Christine McGuinness gained six stone as a result of her pregnancy and discusses her “biggest regret.”
Christine McGuinness discusses her “greatest regret” after gaining six stone during pregnancy.
Christine McGuinness, Paddy McGuinness’ model wife, has spoken out about her “greatest regret” during her pregnancy with twins Leo and Penelope, and her six-stone weight gain.
Christine McGuinness has spoken out about her “greatest regret” during her first pregnancy.
Paddy McGuinness, 33, is the father of twins Leo and Penelope, eight, and Felicity, five.
Christine admits in her new book, A Beautiful Nightmare, that she wishes she had taken more pictures the first time she was pregnant.
“Looking back, it’s disheartening to see how little I photographed myself while pregnant with the twins,” she explained.
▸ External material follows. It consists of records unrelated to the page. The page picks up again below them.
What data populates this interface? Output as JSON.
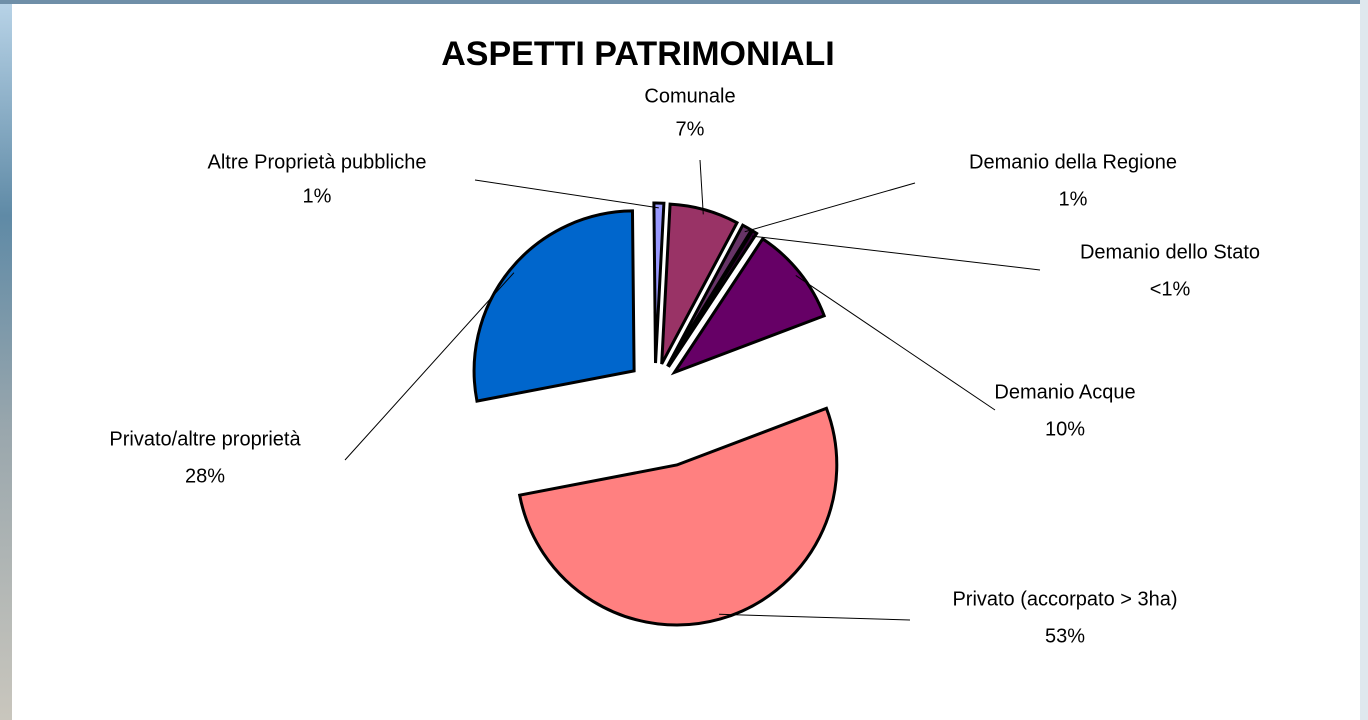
{
  "chart_data": {
    "type": "pie",
    "title": "ASPETTI PATRIMONIALI",
    "categories": [
      "Comunale",
      "Demanio della Regione",
      "Demanio dello Stato",
      "Demanio Acque",
      "Privato (accorpato > 3ha)",
      "Privato/altre proprietà",
      "Altre  Proprietà pubbliche"
    ],
    "values": [
      7,
      1,
      0.5,
      10,
      53,
      28,
      1
    ],
    "value_labels": [
      "7%",
      "1%",
      "<1%",
      "10%",
      "53%",
      "28%",
      "1%"
    ],
    "colors": [
      "#993366",
      "#663366",
      "#330033",
      "#660066",
      "#ff8080",
      "#0066cc",
      "#9999ff"
    ]
  }
}
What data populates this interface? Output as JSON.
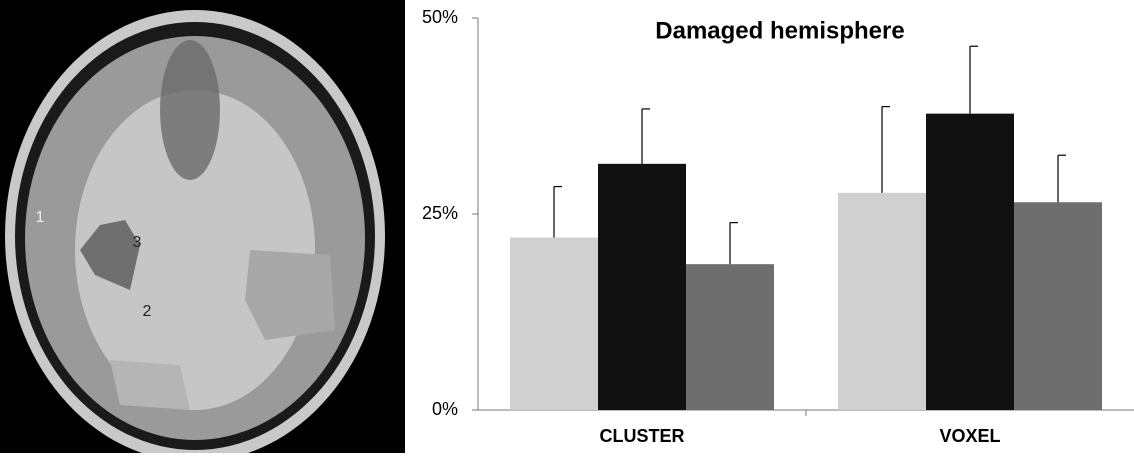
{
  "chart_data": {
    "type": "bar",
    "title": "Damaged hemisphere",
    "categories": [
      "CLUSTER",
      "VOXEL"
    ],
    "series": [
      {
        "color": "#d0d0d0",
        "values": [
          22,
          27.7
        ],
        "errors": [
          6.5,
          11
        ]
      },
      {
        "color": "#111111",
        "values": [
          31.4,
          37.8
        ],
        "errors": [
          7,
          8.6
        ]
      },
      {
        "color": "#6e6e6e",
        "values": [
          18.6,
          26.5
        ],
        "errors": [
          5.3,
          6
        ]
      }
    ],
    "ylim": [
      0,
      50
    ],
    "yticks": [
      {
        "value": 0,
        "label": "0%"
      },
      {
        "value": 25,
        "label": "25%"
      },
      {
        "value": 50,
        "label": "50%"
      }
    ]
  },
  "image": {
    "labels": [
      "1",
      "2",
      "3"
    ]
  }
}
It’s one of the worst decisions I’ve ever made.
“I struggled with my body’s size during pregnancy, gaining six stone.”
“Right now, I’m in a different frame of mind.
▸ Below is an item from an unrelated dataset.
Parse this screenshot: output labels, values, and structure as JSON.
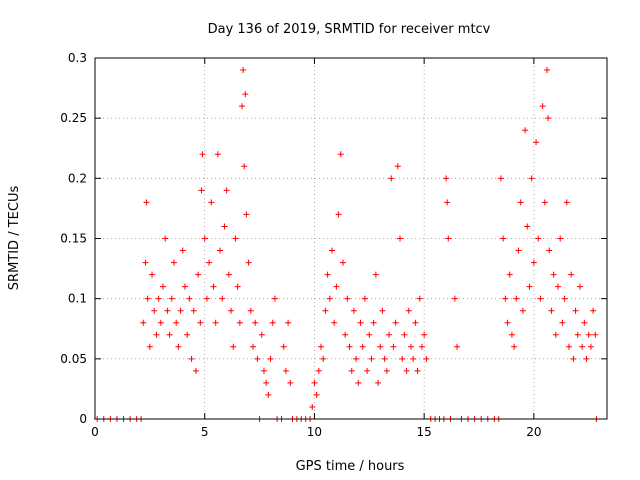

I’m thrilled with my weight gain and the fact that I was able to carry the babies to term.
I also had two healthy, well-weighted children.
“I’m really proud of my body for pulling this off.”
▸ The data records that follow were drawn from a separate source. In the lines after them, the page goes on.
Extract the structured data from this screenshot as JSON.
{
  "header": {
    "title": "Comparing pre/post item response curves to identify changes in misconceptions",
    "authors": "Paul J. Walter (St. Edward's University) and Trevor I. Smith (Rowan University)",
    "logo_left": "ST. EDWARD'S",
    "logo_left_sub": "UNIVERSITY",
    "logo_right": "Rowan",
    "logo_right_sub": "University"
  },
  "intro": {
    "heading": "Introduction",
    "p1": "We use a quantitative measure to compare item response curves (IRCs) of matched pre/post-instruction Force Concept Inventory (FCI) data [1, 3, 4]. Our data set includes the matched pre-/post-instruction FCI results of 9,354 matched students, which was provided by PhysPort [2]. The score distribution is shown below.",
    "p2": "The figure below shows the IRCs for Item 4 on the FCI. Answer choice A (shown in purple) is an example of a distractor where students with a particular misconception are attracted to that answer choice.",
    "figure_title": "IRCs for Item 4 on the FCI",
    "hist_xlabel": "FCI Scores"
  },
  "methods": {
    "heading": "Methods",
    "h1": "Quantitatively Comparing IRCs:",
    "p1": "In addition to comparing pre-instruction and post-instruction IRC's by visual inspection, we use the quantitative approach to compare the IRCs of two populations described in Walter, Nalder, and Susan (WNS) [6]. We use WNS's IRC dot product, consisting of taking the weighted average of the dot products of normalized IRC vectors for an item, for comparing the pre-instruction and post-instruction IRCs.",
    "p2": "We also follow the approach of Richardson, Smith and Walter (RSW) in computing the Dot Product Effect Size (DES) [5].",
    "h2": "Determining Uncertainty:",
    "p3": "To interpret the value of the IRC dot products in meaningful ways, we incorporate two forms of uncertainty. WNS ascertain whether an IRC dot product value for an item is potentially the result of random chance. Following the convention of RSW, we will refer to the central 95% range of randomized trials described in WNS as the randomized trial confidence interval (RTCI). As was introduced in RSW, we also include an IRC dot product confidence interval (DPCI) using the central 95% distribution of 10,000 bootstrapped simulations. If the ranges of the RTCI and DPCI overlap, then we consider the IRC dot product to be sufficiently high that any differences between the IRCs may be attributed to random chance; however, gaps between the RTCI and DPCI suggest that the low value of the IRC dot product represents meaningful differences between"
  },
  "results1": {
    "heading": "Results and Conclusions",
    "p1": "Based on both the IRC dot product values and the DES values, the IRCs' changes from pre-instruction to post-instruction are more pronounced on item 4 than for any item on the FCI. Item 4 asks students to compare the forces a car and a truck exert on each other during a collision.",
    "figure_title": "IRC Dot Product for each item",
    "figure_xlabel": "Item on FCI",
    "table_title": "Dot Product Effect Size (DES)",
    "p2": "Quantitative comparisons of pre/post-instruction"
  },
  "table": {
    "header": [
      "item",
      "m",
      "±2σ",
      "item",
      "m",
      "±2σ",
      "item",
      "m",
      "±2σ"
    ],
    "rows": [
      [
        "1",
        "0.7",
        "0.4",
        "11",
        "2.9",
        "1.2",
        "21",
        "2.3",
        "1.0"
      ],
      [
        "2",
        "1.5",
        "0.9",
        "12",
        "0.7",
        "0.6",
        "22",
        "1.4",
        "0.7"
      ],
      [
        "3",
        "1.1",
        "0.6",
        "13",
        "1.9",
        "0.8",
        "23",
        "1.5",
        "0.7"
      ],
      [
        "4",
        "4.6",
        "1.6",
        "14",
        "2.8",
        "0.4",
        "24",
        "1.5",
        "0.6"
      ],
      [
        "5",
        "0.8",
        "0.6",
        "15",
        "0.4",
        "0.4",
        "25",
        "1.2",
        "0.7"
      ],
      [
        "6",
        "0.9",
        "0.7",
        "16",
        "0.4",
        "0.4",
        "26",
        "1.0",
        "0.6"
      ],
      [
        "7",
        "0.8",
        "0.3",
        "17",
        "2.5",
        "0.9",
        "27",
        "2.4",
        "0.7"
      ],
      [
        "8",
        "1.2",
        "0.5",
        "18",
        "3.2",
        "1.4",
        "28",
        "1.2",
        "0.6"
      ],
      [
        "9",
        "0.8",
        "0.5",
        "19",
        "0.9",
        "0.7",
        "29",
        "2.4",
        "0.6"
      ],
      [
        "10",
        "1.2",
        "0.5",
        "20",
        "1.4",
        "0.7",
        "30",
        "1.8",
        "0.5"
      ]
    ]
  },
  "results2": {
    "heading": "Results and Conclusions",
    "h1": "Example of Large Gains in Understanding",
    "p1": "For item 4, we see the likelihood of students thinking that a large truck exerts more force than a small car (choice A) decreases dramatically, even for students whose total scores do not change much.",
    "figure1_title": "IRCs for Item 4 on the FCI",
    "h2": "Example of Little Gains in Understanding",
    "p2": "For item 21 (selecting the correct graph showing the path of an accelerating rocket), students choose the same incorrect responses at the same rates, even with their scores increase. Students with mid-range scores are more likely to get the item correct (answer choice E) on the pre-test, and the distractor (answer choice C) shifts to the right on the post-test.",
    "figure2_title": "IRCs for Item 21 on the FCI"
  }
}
And I didn’t have to worry because the weight was quickly shed.
“Most importantly, I realized how incredible the female body is.
And when I found out I was pregnant with Felicity, I was overjoyed and took pictures almost every day.” Christine recently appeared on Loose Women to discuss how she plans to tell her three young children that they have autism.
The TV personality was diagnosed with autism earlier this year, and she believes it has helped her explain the disorder to her children.
“When we do talk about it with kids, I can now say, “You’re just like mummy,” she said.
Mummy is at the office.
Mummy is now a happily married lady.
Mummy is a mother who raises a family.
“And I believe we need to address while we’re here as well,” Christine continued, “because obviously autism is a large enormous massive spectrum.”
My kids and I have no idea what it’s like to be autistic.
“There are people who are really, really struggling with a lot of things.
“Some autistic people may not be able to communicate yet,” Christine says, “and there will be parents who are still waiting for their children to say ‘Mummy.'” Christine and her three children were told in August that they were “high up the spectrum” after performing well on a test.
Paddy, 48, and she had chosen to put themselves to the test, she said.
Brinkwire has a summary of the news.